Manager Business Relation PT ECCO Indonesia PT ECCO Indonesia mengatakan, pengalihan produksi berlangsung pada Januari 2018 dan akan dilakukan secara bertahap menyusul rampungnya pembangunan pabrik baru di Vietnam. Kapasitas pabrik baru ini sama persis dengan pabrik di Indonesia.
”Seiring proses pengalihan produksi ke Vietnam, produksi di dalam negeri akan dikurangi,” ujar Dwi Yoga, Selasa (20/2).
Pada tahap awal ini, produksi dikurangi 1 juta pasang dari total produksi 7 juta pasang per tahun. Pengalihan produksi disesuaikan dengan perkembangan kondisi iklim usaha di Indonesia. Harapannya iklim usaha membaik sehingga investor mempertahankan pabriknya.

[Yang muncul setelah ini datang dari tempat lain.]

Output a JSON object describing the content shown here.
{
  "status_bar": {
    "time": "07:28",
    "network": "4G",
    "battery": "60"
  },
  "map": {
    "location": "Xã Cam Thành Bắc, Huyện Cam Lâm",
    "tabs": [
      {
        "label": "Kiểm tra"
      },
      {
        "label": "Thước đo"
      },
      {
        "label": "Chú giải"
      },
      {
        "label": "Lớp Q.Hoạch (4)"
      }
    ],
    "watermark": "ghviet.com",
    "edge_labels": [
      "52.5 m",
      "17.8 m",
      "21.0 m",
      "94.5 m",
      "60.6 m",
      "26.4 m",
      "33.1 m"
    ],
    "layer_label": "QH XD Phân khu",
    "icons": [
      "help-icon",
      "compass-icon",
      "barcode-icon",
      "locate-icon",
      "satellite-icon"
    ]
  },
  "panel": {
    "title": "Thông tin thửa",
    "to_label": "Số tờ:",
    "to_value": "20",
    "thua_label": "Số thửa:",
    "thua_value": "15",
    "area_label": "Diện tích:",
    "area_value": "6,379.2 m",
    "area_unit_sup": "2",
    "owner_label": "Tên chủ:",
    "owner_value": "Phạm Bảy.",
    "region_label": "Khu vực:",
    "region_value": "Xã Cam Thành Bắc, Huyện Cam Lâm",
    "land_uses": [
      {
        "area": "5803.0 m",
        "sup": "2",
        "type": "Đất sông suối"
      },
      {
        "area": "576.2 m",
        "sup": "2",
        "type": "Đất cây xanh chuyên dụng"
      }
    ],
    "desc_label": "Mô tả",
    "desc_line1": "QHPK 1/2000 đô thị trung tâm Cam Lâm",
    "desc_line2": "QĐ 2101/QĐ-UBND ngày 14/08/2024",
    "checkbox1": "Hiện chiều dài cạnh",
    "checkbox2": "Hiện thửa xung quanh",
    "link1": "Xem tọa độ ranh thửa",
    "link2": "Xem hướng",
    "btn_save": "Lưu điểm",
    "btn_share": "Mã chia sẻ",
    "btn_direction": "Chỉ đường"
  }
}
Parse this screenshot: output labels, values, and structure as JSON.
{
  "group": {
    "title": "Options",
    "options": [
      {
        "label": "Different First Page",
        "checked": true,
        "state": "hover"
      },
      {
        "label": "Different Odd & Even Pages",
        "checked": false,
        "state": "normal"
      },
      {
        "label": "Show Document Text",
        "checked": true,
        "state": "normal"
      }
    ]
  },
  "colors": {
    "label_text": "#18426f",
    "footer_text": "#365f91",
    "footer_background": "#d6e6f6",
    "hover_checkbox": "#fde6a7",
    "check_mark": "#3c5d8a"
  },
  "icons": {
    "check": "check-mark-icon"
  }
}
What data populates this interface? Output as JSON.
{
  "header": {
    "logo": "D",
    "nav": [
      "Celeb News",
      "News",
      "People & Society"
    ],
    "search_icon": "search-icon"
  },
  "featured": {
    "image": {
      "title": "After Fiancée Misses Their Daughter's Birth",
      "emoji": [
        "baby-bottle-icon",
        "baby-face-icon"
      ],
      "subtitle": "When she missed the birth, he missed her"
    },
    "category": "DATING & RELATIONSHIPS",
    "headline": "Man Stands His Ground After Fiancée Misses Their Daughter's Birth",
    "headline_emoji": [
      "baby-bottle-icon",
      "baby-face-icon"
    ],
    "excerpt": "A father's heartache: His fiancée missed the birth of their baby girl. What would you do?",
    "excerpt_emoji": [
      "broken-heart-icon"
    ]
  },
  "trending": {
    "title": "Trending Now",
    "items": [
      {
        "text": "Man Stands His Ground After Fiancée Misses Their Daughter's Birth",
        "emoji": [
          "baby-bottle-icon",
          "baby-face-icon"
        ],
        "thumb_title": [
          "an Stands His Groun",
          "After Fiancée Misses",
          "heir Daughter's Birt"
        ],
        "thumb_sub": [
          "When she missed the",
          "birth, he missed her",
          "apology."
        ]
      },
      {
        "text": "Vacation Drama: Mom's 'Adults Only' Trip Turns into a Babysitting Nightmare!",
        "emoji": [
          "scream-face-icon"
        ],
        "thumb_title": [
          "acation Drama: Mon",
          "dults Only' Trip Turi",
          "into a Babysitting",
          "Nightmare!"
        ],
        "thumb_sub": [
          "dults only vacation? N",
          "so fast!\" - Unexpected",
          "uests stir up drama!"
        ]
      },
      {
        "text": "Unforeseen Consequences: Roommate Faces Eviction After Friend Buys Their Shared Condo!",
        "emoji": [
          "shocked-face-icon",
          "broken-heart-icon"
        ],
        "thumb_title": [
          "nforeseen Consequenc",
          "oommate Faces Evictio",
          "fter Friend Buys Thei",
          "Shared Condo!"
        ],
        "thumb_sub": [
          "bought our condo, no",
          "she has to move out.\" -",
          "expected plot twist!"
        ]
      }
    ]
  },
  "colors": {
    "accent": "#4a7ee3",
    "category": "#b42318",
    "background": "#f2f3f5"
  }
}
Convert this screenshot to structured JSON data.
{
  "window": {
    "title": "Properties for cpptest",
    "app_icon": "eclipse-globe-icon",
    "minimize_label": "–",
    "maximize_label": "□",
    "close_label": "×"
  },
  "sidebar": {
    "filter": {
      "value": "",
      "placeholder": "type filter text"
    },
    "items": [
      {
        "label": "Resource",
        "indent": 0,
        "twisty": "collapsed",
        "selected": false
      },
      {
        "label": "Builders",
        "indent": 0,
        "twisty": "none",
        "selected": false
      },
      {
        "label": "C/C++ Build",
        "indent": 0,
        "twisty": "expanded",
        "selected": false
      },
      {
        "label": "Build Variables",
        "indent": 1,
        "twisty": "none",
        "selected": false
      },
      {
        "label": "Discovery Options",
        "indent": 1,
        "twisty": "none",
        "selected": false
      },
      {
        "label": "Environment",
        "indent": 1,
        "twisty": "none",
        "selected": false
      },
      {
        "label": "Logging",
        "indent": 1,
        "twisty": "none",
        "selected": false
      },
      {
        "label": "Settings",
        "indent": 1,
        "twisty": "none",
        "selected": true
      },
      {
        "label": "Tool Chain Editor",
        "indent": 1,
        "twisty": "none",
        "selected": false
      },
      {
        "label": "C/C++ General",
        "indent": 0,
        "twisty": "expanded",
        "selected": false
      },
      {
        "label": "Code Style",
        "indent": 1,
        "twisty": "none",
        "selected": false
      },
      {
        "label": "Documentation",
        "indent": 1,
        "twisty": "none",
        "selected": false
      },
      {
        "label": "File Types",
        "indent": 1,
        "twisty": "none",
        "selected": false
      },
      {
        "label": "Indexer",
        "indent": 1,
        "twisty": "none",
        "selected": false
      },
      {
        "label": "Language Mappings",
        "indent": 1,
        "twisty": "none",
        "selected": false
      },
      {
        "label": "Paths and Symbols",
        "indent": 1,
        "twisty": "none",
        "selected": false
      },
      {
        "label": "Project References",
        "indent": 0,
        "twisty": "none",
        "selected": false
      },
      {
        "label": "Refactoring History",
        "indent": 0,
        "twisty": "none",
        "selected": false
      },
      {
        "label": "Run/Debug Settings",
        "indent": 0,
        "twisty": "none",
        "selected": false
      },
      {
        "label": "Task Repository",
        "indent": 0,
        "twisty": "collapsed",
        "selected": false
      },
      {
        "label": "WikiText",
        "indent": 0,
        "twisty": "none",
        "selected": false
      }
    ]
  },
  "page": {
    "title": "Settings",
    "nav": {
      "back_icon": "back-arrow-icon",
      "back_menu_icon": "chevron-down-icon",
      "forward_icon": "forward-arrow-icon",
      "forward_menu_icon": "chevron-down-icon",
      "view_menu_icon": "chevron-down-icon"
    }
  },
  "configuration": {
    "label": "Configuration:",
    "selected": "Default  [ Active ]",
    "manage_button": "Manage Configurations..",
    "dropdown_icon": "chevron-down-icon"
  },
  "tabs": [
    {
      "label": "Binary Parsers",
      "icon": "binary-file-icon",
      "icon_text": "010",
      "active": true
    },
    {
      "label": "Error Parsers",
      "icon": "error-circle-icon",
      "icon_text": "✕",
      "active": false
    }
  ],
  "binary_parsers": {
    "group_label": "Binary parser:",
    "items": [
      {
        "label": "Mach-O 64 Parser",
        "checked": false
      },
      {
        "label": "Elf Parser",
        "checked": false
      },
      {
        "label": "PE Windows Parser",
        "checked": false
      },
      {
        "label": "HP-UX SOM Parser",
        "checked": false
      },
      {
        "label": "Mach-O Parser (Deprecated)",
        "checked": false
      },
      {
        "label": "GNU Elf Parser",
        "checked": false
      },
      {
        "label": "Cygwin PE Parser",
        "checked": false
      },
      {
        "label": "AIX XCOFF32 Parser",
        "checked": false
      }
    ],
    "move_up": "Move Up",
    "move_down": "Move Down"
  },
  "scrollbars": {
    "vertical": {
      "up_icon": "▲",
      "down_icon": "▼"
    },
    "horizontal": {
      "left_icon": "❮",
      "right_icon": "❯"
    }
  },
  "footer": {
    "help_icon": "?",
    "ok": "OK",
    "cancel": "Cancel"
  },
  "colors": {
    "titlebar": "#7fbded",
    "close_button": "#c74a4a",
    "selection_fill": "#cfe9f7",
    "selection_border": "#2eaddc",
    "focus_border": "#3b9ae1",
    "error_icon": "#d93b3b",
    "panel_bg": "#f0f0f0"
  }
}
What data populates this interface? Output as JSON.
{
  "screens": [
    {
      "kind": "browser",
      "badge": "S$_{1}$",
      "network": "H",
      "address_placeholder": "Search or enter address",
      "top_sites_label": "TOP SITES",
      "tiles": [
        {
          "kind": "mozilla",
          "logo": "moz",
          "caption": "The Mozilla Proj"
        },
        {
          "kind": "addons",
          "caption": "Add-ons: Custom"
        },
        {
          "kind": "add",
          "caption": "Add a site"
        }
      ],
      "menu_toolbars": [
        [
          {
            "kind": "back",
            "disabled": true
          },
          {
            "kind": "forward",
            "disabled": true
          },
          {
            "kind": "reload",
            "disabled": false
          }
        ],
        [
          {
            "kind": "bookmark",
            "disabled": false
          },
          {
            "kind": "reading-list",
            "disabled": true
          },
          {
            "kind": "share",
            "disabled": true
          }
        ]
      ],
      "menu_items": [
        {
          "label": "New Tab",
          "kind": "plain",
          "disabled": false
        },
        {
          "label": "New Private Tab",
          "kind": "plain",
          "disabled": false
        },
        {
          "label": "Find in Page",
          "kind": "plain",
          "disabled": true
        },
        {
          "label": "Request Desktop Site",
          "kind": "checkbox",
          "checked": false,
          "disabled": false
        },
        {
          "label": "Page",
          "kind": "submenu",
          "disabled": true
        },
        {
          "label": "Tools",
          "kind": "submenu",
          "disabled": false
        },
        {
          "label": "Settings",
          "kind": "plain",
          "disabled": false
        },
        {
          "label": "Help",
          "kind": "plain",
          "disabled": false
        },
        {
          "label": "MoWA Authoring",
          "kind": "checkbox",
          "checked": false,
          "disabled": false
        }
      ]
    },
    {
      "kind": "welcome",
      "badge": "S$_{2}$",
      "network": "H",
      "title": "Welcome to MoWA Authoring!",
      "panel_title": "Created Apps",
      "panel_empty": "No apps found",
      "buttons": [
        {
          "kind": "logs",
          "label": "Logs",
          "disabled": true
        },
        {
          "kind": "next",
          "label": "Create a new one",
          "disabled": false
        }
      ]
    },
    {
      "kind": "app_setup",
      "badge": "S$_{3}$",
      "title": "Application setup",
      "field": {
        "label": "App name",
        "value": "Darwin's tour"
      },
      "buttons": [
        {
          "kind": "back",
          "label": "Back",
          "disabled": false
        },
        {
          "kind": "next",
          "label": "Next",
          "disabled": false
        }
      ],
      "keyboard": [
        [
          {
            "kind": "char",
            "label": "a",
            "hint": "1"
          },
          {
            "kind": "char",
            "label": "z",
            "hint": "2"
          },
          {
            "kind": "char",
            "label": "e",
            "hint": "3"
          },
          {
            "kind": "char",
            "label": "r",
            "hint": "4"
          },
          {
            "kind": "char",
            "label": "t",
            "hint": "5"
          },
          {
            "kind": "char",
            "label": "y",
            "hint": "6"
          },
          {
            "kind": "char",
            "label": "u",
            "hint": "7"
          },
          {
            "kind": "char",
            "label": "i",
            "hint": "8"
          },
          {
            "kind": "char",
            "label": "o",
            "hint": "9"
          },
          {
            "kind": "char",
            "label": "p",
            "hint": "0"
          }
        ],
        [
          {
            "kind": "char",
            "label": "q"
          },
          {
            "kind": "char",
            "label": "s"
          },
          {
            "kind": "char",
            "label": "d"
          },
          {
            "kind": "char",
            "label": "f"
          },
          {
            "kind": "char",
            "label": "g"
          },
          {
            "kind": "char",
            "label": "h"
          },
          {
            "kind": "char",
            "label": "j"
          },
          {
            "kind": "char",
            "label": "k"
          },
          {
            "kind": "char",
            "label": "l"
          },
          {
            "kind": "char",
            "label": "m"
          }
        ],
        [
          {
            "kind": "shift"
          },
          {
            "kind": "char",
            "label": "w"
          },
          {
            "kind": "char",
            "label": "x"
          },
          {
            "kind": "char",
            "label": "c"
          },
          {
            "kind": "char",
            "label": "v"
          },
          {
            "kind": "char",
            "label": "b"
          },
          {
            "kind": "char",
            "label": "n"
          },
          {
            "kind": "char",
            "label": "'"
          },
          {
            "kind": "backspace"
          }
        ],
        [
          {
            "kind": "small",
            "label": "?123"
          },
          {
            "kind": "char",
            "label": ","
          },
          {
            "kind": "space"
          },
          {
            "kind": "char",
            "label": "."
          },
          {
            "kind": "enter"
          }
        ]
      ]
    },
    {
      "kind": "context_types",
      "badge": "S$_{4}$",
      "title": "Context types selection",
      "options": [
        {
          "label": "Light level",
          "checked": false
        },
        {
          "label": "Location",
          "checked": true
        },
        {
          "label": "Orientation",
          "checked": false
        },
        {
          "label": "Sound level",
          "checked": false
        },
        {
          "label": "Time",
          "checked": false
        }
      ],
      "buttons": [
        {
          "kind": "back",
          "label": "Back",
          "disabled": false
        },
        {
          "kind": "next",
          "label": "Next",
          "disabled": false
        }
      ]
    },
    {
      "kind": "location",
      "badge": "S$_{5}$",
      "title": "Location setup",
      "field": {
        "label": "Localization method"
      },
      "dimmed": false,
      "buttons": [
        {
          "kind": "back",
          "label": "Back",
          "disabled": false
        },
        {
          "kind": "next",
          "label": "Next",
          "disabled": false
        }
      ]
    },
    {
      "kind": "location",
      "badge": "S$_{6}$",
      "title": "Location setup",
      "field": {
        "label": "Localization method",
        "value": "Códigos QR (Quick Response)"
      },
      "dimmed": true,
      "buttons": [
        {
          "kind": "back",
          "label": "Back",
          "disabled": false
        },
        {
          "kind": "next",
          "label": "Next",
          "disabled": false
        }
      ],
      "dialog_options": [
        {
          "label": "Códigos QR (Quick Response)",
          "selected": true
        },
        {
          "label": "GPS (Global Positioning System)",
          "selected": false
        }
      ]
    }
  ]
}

PT ECCO merupakan industri manufaktur padat karya yang memiliki pabrik di lima negara. Di Indonesia, pabriknya berlokasi di Kabupaten Sidoarjo berkapasitas produksi 8 juta pasang per tahun. Perusahaan yang berdiri sejak 1991 ini mempekerjakan 7.500 karyawan mayoritas perempuan.
Yoga mengatakan, dulu biaya produksi di Indonesia sangat kompetitif. Namun sekarang, biaya produksi di Indonesia kalah kompetitif dibandingkan dengan Thailand dan Vietnam. Komponen biaya produksi terbesar adalah tenaga kerja dan belanja bahan baku. Upah tenaga kerja mencapai 60 persen dari total biaya produksi.
Dulu biaya produksi di Indonesia sangat kompetitif. Namun sekarang, biaya produksi di Indonesia kalah kompetitif dibandingkan dengan Thailand dan Vietnam.
Hal itu karena perusahaan wajib mematuhi upah minimum kabupaten (UMK) dan upah minimum sektoral kabupaten/kota (UMSK). Tahun ini besaran upah sektoral di PT ECCO mencapai 6 persen dari UMK yang berlaku. Kebijakan itulah yang berdampak pada rendahnya daya saing upah di Indonesia.
”Selisih upah antara Indonesia dan Vietnam mencapai Rp 1 juta per bulan per pekerja. Di sisi lain, iklim investasi di Vietnam semakin membaik yang diwujudkan dalam bentuk kemudahan berinvestasi serta keringanan pajak,” kata Dwi Yoga.